Distributed Query Processing

Distributed Query Processing zhang Sun, 07/19/2015 - 17:43

Distributed query processing has been introduced since the Jul2015 release of MonetDB through the support for remote tables. The remote table technique complements merge table by allowing the partitions of a merge table to reside on different databases. Queries involving remote tables are automatically split into subqueries by the master database and executed on remote databases. The combination of merge table and remote table enables fine control of how to distribute data and query workloads to maximally benefit from the available CPU and RAM resources.

Setting up REMOTE TABLE-s

Remote table adopts a straightforward master-worker architecture: one can place the partition tables in different databases, each served by a worker MonetDB server, and then glue everything together in a MERGE TABLE in the master database served by the master MonetDB server. Each MonetDB server can act as both a worker and a master, depending on the roles of the tables it serves.

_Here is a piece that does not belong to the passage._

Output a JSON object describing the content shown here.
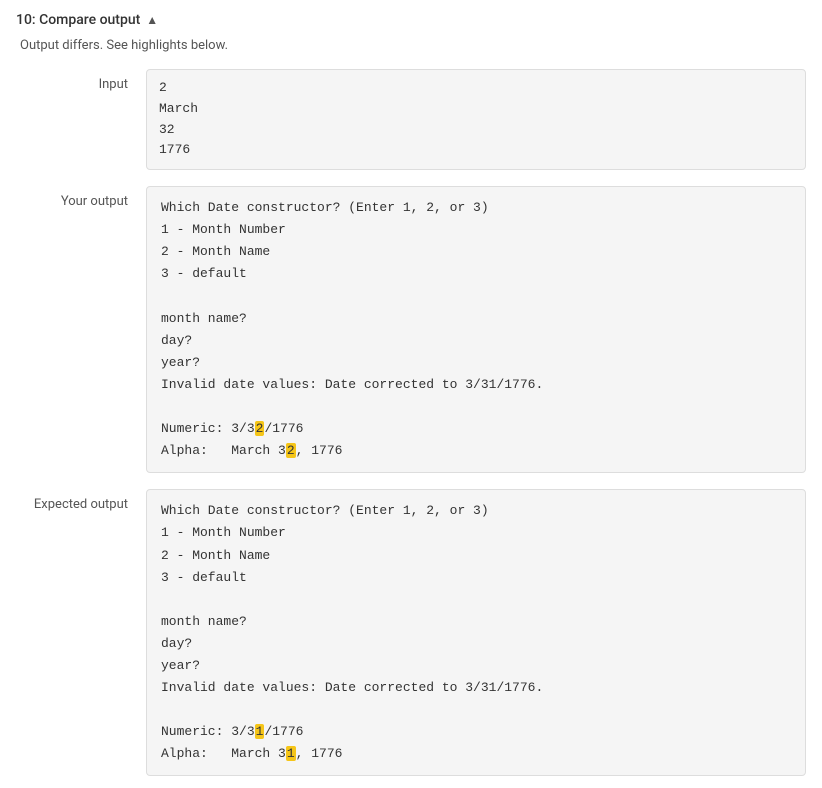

The following shell commands and SQL queries show how to place the partition tables t1 and t2 on two worker databases, and glue them together on a master database. The format of the address of a REMOTE TABLE is: mapi:monetdb://<host>:<port>/<dbname>, where all three parameters are compulsory. A worker database can reside on both a local cluster node and a remote machine. N.B.:

  1. The declaration of a REMOTE TABLE must match exactly the signature of its counterpart in the remote database, i.e., the same table name, the same columns names and the same column data types.
  2. Currently, at the creation time of a remote table, the remote database server is not contacted to verify the existence of the table. When a CREATE REMOTE TABLE report “operation successful”, it merely means that the information about the new remote table has been added to the local SQL catalogue. The check at the remote database server is delayed until the first actual query on the remote table.

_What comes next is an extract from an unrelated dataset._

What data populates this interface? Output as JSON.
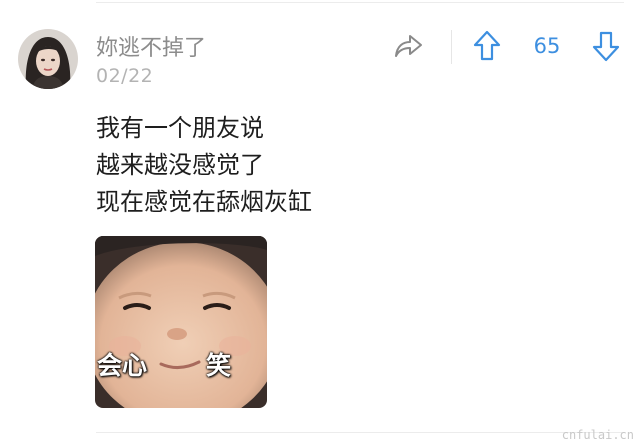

    -- Start a server and client for worker-database1, and create partition table1
    $ mserver5 --dbpath=<path-to>/rt1 --set mapi_port=50001
    $ mclient –d rt1 –p 50001
    sql> CREATE TABLE t1 (i int);
    sql> INSERT INTO t1 VALUES (11), (13);

    -- Start a server and client for worker-database2, and create partition table2
    $ mserver5 --dbpath=<path-to>/rt2 --set mapi_port=50002
    $ mclient –d rt2 –p 50002
    sql> CREATE TABLE t2 (j int);
    sql> INSERT INTO t2 VALUES (23), (27);

    -- Start a server and client for the master-database,
    --   and create a MERGE TABLE containing two REMOTE TABLEs
    $ mserver5 --dbpath=<path-to>/mst
    $ mclient –d mst
    sql> CREATE MERGE TABLE mt1 (t int);
    sql> -- Identify t1, t2 as REMOTE TABLEs with their locations
    sql> CREATE REMOTE TABLE t1 (i int) on ‘mapi:monetdb://localhost:50001/rt1’;
    sql> CREATE REMOTE TABLE t2 (j int) on ‘mapi:monetdb://localhost:50002/rt2’;
    sql> -- Add the remote tables into the MERGE TABLE
    sql> ALTER TABLE mt1 ADD TABLE t1;
    sql> ALTER TABLE mt1 ADD TABLE t2;
    sql> -- Sanity check:
    sql>SELECT count(*) from t1;
    | L1   |
    |    2 |
    1 tuple (9.389ms)
    sql>SELECT count(*) from t2;
    | L1   |
    |    2 |
    1 tuple (8.520ms)
    sql>SELECT count(*) from mt1;
    | L1   |
    |    4 |
    1 tuple (10.481ms)